A third proposed effect of VNO tissue within the site of nerve regeneration relates to target-derived trophic feedback. The process of axonal sprout formation and regression has been well-described [30, 31, 32]. Regenerating axons produce up to 3 to 4 sprouts per axon which cross the site of a peripheral nerve segmental defect [31]. Axonal sprouts which reach endoneurial tubes in the distal segment may regenerate to the target sensory receptor or neuromuscular junction. Axonal sprouts which do not reach target organs undergo resorption due to the lack of a trophic signal [31, 32]. The presence of VNO may influence the trophic effect on regenerating axons, either by providing a nascent source of trophic signaling (e.g. as regenerating axons reach the bipolar neurons from the VNO) or by providing trophic factors that stimulate and sustain axons before they regenerate to the distal nerve segment. Further testing of this hypothesis will depend upon expanding our understanding of how VNO regenerates its own axons in hostile environments.

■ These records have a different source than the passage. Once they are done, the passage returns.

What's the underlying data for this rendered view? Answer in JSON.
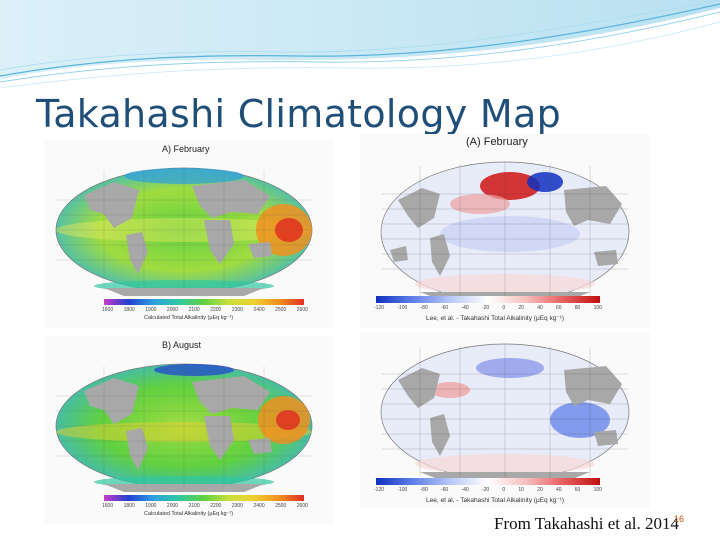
{
  "slide": {
    "title": "Takahashi Climatology Map",
    "footer": "From Takahashi et al. 2014",
    "slide_number": "16"
  },
  "panels": {
    "left_top": {
      "title": "A) February",
      "colorbar_labels": [
        "1600",
        "1800",
        "1900",
        "2000",
        "2100",
        "2200",
        "2300",
        "2400",
        "2500",
        "2600"
      ],
      "colorbar_caption": "Calculated Total Alkalinity (μEq kg⁻¹)"
    },
    "left_bottom": {
      "title": "B) August",
      "colorbar_labels": [
        "1600",
        "1800",
        "1900",
        "2000",
        "2100",
        "2200",
        "2300",
        "2400",
        "2500",
        "2600"
      ],
      "colorbar_caption": "Calculated Total Alkalinity (μEq kg⁻¹)"
    },
    "right_top": {
      "title": "(A) February",
      "colorbar_labels": [
        "-120",
        "-100",
        "-80",
        "-60",
        "-40",
        "-20",
        "0",
        "20",
        "40",
        "60",
        "80",
        "100"
      ],
      "colorbar_caption": "Lee, et al. - Takahashi Total Alkalinity (μEq kg⁻¹)"
    },
    "right_bottom": {
      "title": "",
      "colorbar_labels": [
        "-120",
        "-100",
        "-80",
        "-60",
        "-40",
        "-20",
        "0",
        "10",
        "20",
        "40",
        "60",
        "100"
      ],
      "colorbar_caption": "Lee, et al. - Takahashi Total Alkalinity (μEq kg⁻¹)"
    }
  },
  "colors": {
    "title": "#1f4e79",
    "land": "#a8a8a8",
    "alkalinity_scale": [
      "#c83cc8",
      "#2040d0",
      "#30a0e0",
      "#30c8a0",
      "#60d040",
      "#c8e040",
      "#f0d030",
      "#f09020",
      "#e03020"
    ],
    "difference_scale": [
      "#1030c0",
      "#6080e8",
      "#b8c8f8",
      "#ffffff",
      "#f8c0c0",
      "#e86060",
      "#c01010"
    ]
  }
}
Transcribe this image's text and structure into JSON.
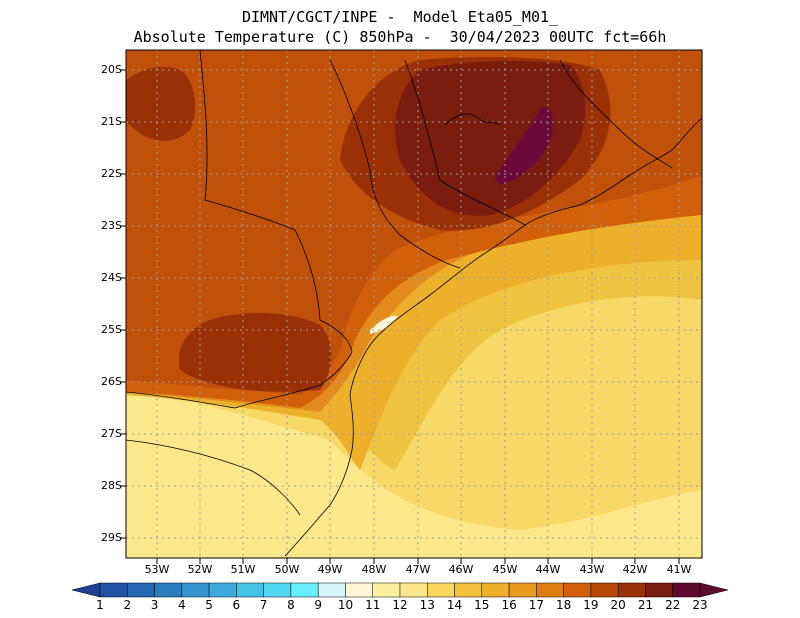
{
  "title": {
    "line1": "DIMNT/CGCT/INPE -  Model Eta05_M01_",
    "line2": "Absolute Temperature (C) 850hPa -  30/04/2023 00UTC fct=66h"
  },
  "axes": {
    "lat_labels": [
      "20S",
      "21S",
      "22S",
      "23S",
      "24S",
      "25S",
      "26S",
      "27S",
      "28S",
      "29S"
    ],
    "lon_labels": [
      "53W",
      "52W",
      "51W",
      "50W",
      "49W",
      "48W",
      "47W",
      "46W",
      "45W",
      "44W",
      "43W",
      "42W",
      "41W"
    ]
  },
  "colorbar": {
    "labels": [
      "1",
      "2",
      "3",
      "4",
      "5",
      "6",
      "7",
      "8",
      "9",
      "10",
      "11",
      "12",
      "13",
      "14",
      "15",
      "16",
      "17",
      "18",
      "19",
      "20",
      "21",
      "22",
      "23"
    ],
    "colors": [
      "#1d3f8f",
      "#1f52a3",
      "#2466b3",
      "#2a7cc1",
      "#3594cf",
      "#3cabdb",
      "#45c3e6",
      "#53d9f2",
      "#66f0fb",
      "#d6f4fb",
      "#fff6d6",
      "#fff0a0",
      "#fde58a",
      "#f9d560",
      "#f1c13c",
      "#edb02a",
      "#e99a1c",
      "#e07d12",
      "#d2600a",
      "#b84808",
      "#9a3006",
      "#7a1c10",
      "#5e0a2e"
    ]
  },
  "map_colors": {
    "ocean_pale": "#fbe88a",
    "ocean_light": "#f7d968",
    "ocean_mid": "#efc440",
    "ocean_gold": "#edb02a",
    "land_orange": "#e38b1e",
    "land_dark_orange": "#d2600a",
    "land_rust": "#c0500a",
    "land_brown": "#9a3006",
    "hot_core": "#7a1c10",
    "hot_max": "#6b0a38",
    "cold_spot": "#fff6d6"
  }
}
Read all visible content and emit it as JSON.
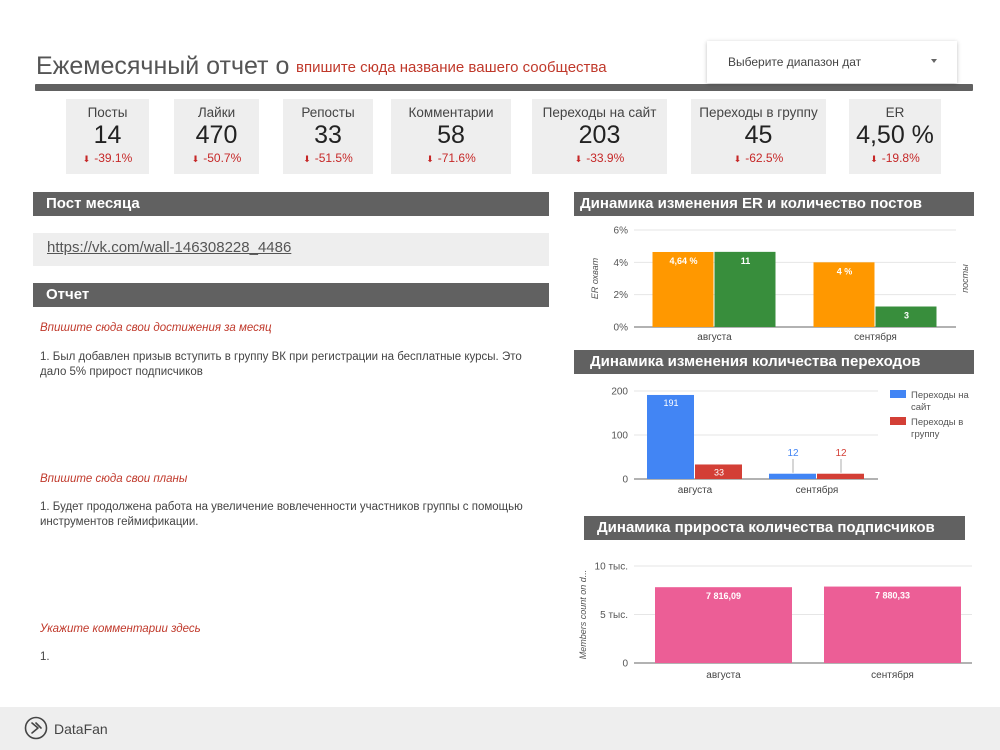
{
  "header": {
    "title": "Ежемесячный отчет о",
    "subtitle": "впишите сюда название вашего сообщества",
    "date_picker": "Выберите диапазон дат"
  },
  "kpis": [
    {
      "label": "Посты",
      "value": "14",
      "delta": "-39.1%"
    },
    {
      "label": "Лайки",
      "value": "470",
      "delta": "-50.7%"
    },
    {
      "label": "Репосты",
      "value": "33",
      "delta": "-51.5%"
    },
    {
      "label": "Комментарии",
      "value": "58",
      "delta": "-71.6%"
    },
    {
      "label": "Переходы на сайт",
      "value": "203",
      "delta": "-33.9%"
    },
    {
      "label": "Переходы в группу",
      "value": "45",
      "delta": "-62.5%"
    },
    {
      "label": "ER",
      "value": "4,50 %",
      "delta": "-19.8%"
    }
  ],
  "post_of_month": {
    "title": "Пост месяца",
    "link": "https://vk.com/wall-146308228_4486"
  },
  "report": {
    "title": "Отчет",
    "achievements_title": "Впишите сюда свои достижения за месяц",
    "achievements_text": "1. Был добавлен призыв вступить в группу ВК при регистрации на бесплатные курсы. Это дало 5% прирост подписчиков",
    "plans_title": "Впишите сюда свои планы",
    "plans_text": "1. Будет продолжена работа на увеличение вовлеченности участников группы с помощью инструментов геймификации.",
    "comments_title": "Укажите комментарии здесь",
    "comments_text": "1."
  },
  "footer": {
    "brand": "DataFan"
  },
  "colors": {
    "orange": "#ff9800",
    "green": "#388e3c",
    "blue": "#4285f4",
    "red": "#d33f36",
    "pink": "#ec5e96",
    "header_gray": "#616161",
    "delta_red": "#c62828"
  },
  "chart_data": [
    {
      "type": "bar",
      "title": "Динамика изменения ER и количество постов",
      "categories": [
        "августа",
        "сентября"
      ],
      "ylabel": "ER охват",
      "y2label": "посты",
      "ylim": [
        0,
        6
      ],
      "yticks": [
        "0%",
        "2%",
        "4%",
        "6%"
      ],
      "series": [
        {
          "values": [
            4.64,
            4.0
          ],
          "labels": [
            "4,64 %",
            "4 %"
          ],
          "color": "#ff9800",
          "axis": "left"
        },
        {
          "values": [
            11,
            3
          ],
          "labels": [
            "11",
            "3"
          ],
          "color": "#388e3c",
          "axis": "right",
          "ylim": [
            0,
            14.2
          ]
        }
      ],
      "legend": "none",
      "grid": true
    },
    {
      "type": "bar",
      "title": "Динамика изменения количества переходов",
      "categories": [
        "августа",
        "сентября"
      ],
      "ylim": [
        0,
        200
      ],
      "yticks": [
        "0",
        "100",
        "200"
      ],
      "series": [
        {
          "name": "Переходы на сайт",
          "values": [
            191,
            12
          ],
          "labels": [
            "191",
            "12"
          ],
          "color": "#4285f4"
        },
        {
          "name": "Переходы в группу",
          "values": [
            33,
            12
          ],
          "labels": [
            "33",
            "12"
          ],
          "color": "#d33f36"
        }
      ],
      "legend": "right",
      "grid": true
    },
    {
      "type": "bar",
      "title": "Динамика прироста количества подписчиков",
      "categories": [
        "августа",
        "сентября"
      ],
      "ylabel": "Members count on d...",
      "ylim": [
        0,
        10000
      ],
      "yticks": [
        "0",
        "5 тыс.",
        "10 тыс."
      ],
      "series": [
        {
          "values": [
            7816.09,
            7880.33
          ],
          "labels": [
            "7 816,09",
            "7 880,33"
          ],
          "color": "#ec5e96"
        }
      ],
      "legend": "none",
      "grid": true
    }
  ]
}
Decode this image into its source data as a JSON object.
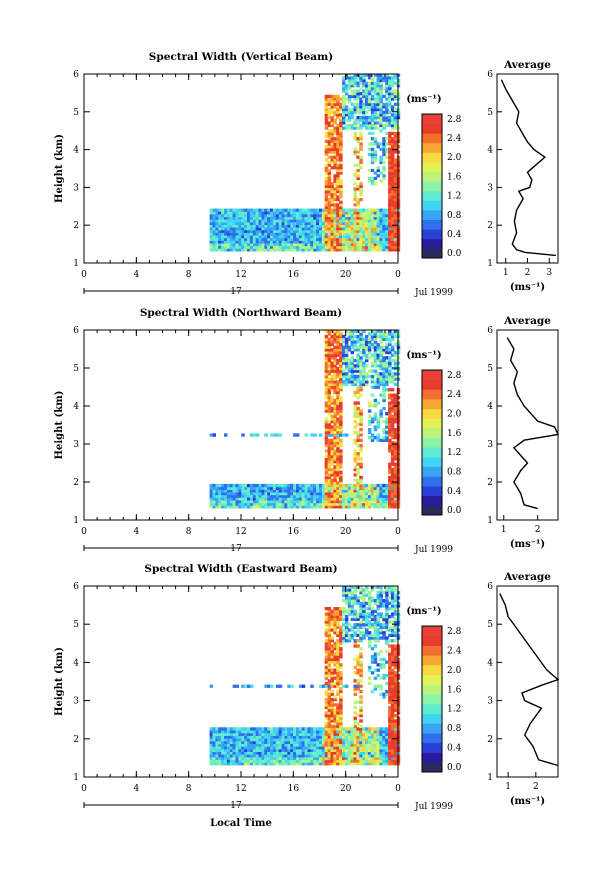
{
  "figure": {
    "xlabel": "Local Time",
    "day_label": "17",
    "month_label": "Jul 1999"
  },
  "chart_data": [
    {
      "type": "heatmap",
      "title": "Spectral Width (Vertical Beam)",
      "xlabel": "Local Time",
      "ylabel": "Height (km)",
      "xlim": [
        0,
        24
      ],
      "ylim": [
        1,
        6
      ],
      "xticks": [
        "0",
        "4",
        "8",
        "12",
        "16",
        "20",
        "0"
      ],
      "yticks": [
        "1",
        "2",
        "3",
        "4",
        "5",
        "6"
      ],
      "colorbar": {
        "label": "(ms⁻¹)",
        "ticks": [
          "2.8",
          "2.4",
          "2.0",
          "1.6",
          "1.2",
          "0.8",
          "0.4",
          "0.0"
        ],
        "range": [
          0,
          3.0
        ]
      },
      "profile": {
        "title": "Average",
        "xlabel": "(ms⁻¹)",
        "xticks": [
          "1",
          "2",
          "3"
        ],
        "xlim": [
          0.6,
          3.4
        ],
        "ylim": [
          1,
          6
        ],
        "yticks": [
          "1",
          "2",
          "3",
          "4",
          "5",
          "6"
        ],
        "points": [
          [
            3.3,
            1.2
          ],
          [
            1.9,
            1.28
          ],
          [
            1.5,
            1.35
          ],
          [
            1.3,
            1.5
          ],
          [
            1.5,
            1.8
          ],
          [
            1.4,
            2.1
          ],
          [
            1.5,
            2.4
          ],
          [
            1.8,
            2.7
          ],
          [
            1.6,
            2.9
          ],
          [
            2.1,
            3.0
          ],
          [
            2.2,
            3.2
          ],
          [
            2.0,
            3.4
          ],
          [
            2.4,
            3.6
          ],
          [
            2.8,
            3.8
          ],
          [
            2.3,
            4.0
          ],
          [
            2.0,
            4.2
          ],
          [
            1.8,
            4.4
          ],
          [
            1.5,
            4.7
          ],
          [
            1.6,
            5.0
          ],
          [
            1.3,
            5.3
          ],
          [
            1.0,
            5.6
          ],
          [
            0.8,
            5.85
          ]
        ]
      }
    },
    {
      "type": "heatmap",
      "title": "Spectral Width (Northward Beam)",
      "xlabel": "Local Time",
      "ylabel": "Height (km)",
      "xlim": [
        0,
        24
      ],
      "ylim": [
        1,
        6
      ],
      "xticks": [
        "0",
        "4",
        "8",
        "12",
        "16",
        "20",
        "0"
      ],
      "yticks": [
        "1",
        "2",
        "3",
        "4",
        "5",
        "6"
      ],
      "colorbar": {
        "label": "(ms⁻¹)",
        "ticks": [
          "2.8",
          "2.4",
          "2.0",
          "1.6",
          "1.2",
          "0.8",
          "0.4",
          "0.0"
        ],
        "range": [
          0,
          3.0
        ]
      },
      "profile": {
        "title": "Average",
        "xlabel": "(ms⁻¹)",
        "xticks": [
          "1",
          "2"
        ],
        "xlim": [
          0.8,
          2.6
        ],
        "ylim": [
          1,
          6
        ],
        "yticks": [
          "1",
          "2",
          "3",
          "4",
          "5",
          "6"
        ],
        "points": [
          [
            2.0,
            1.3
          ],
          [
            1.6,
            1.4
          ],
          [
            1.5,
            1.7
          ],
          [
            1.3,
            2.0
          ],
          [
            1.5,
            2.3
          ],
          [
            1.7,
            2.5
          ],
          [
            1.5,
            2.7
          ],
          [
            1.3,
            2.9
          ],
          [
            1.6,
            3.1
          ],
          [
            2.6,
            3.25
          ],
          [
            2.5,
            3.45
          ],
          [
            2.0,
            3.6
          ],
          [
            1.8,
            3.8
          ],
          [
            1.6,
            4.0
          ],
          [
            1.4,
            4.3
          ],
          [
            1.3,
            4.6
          ],
          [
            1.4,
            4.9
          ],
          [
            1.2,
            5.2
          ],
          [
            1.3,
            5.5
          ],
          [
            1.1,
            5.8
          ]
        ]
      }
    },
    {
      "type": "heatmap",
      "title": "Spectral Width (Eastward Beam)",
      "xlabel": "Local Time",
      "ylabel": "Height (km)",
      "xlim": [
        0,
        24
      ],
      "ylim": [
        1,
        6
      ],
      "xticks": [
        "0",
        "4",
        "8",
        "12",
        "16",
        "20",
        "0"
      ],
      "yticks": [
        "1",
        "2",
        "3",
        "4",
        "5",
        "6"
      ],
      "colorbar": {
        "label": "(ms⁻¹)",
        "ticks": [
          "2.8",
          "2.4",
          "2.0",
          "1.6",
          "1.2",
          "0.8",
          "0.4",
          "0.0"
        ],
        "range": [
          0,
          3.0
        ]
      },
      "profile": {
        "title": "Average",
        "xlabel": "(ms⁻¹)",
        "xticks": [
          "1",
          "2"
        ],
        "xlim": [
          0.6,
          2.8
        ],
        "ylim": [
          1,
          6
        ],
        "yticks": [
          "1",
          "2",
          "3",
          "4",
          "5",
          "6"
        ],
        "points": [
          [
            2.8,
            1.3
          ],
          [
            2.1,
            1.45
          ],
          [
            1.9,
            1.8
          ],
          [
            1.6,
            2.1
          ],
          [
            1.8,
            2.4
          ],
          [
            2.0,
            2.6
          ],
          [
            2.2,
            2.8
          ],
          [
            1.6,
            3.0
          ],
          [
            1.5,
            3.2
          ],
          [
            2.2,
            3.4
          ],
          [
            2.8,
            3.55
          ],
          [
            2.4,
            3.8
          ],
          [
            2.1,
            4.1
          ],
          [
            1.9,
            4.3
          ],
          [
            1.6,
            4.6
          ],
          [
            1.3,
            4.9
          ],
          [
            1.0,
            5.2
          ],
          [
            0.9,
            5.5
          ],
          [
            0.7,
            5.8
          ]
        ]
      }
    }
  ]
}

A limitation of this study is that it did not evaluate the ability of regenerated nerves in this study to regain appropriate CNS targeting. Although it seems a reasonable presumption, SFI does not necessarily correlate with the re-establishment of functional synapses. Future studies should include compound motor action potential measurement and retrograde axonal tracing from muscle distal to the nerve defect back to the central nervous system. SFI and axonal quantification also did not address the tissue of origin of regenerated axons. This study also lacked serial SFI measurement over time. Because of the adverse effects of a sciatic nerve defect model on subject animals, IACUC approval for this project was dependent upon a finite postoperative survival time. To obtain serial functional and electrical data over multiple different time-points, a different animal care and use framework or an animal model with less postoperative morbidity would have to be established.

In summary, the present study suggests that a sciatic nerve reconstruction with a nerve guidance conduit enhanced with VNO offers functional and histomorphometric advantages to reconstruction with a standard conduit. Although these results are encouraging, many questions remain. Future studies should investigate axonal origin (VNO donor versus host), axonal targeting, compound motor action potential evolution, and recovery of sciatic function over multiple time points.

Funding Statement

Funding was provided by the Orthopaedic Research and Education Foundation through a Resident Education Grant.

Competing Interests

The authors have no competing interests to declare.

Author Contributions

  • William C. Eward is guarantor and corresponding author, and contributed to the design and implementation of the experimental protocol, as well as the drafting, editing and manuscript submission process.
  • Keithara Davis contributed to the experimental design and implementation, as well as the drafting, editing, and submission of the manuscript.
  • Alison Putterman contributed to the experimental design and implementation, as well as the drafting and editing of the submitted manuscript.
  • Edward Morrison contributed to the experimental design and implementation, and the process of writing and editing the manuscript.
  • David Ruch contributed to the experimental design, implementation, and manuscript drafting, editing, and submission.


William C. Eward, MD, DVM.

Peer Review

This is a non-commissioned paper that has undergone external peer review according to journal policy.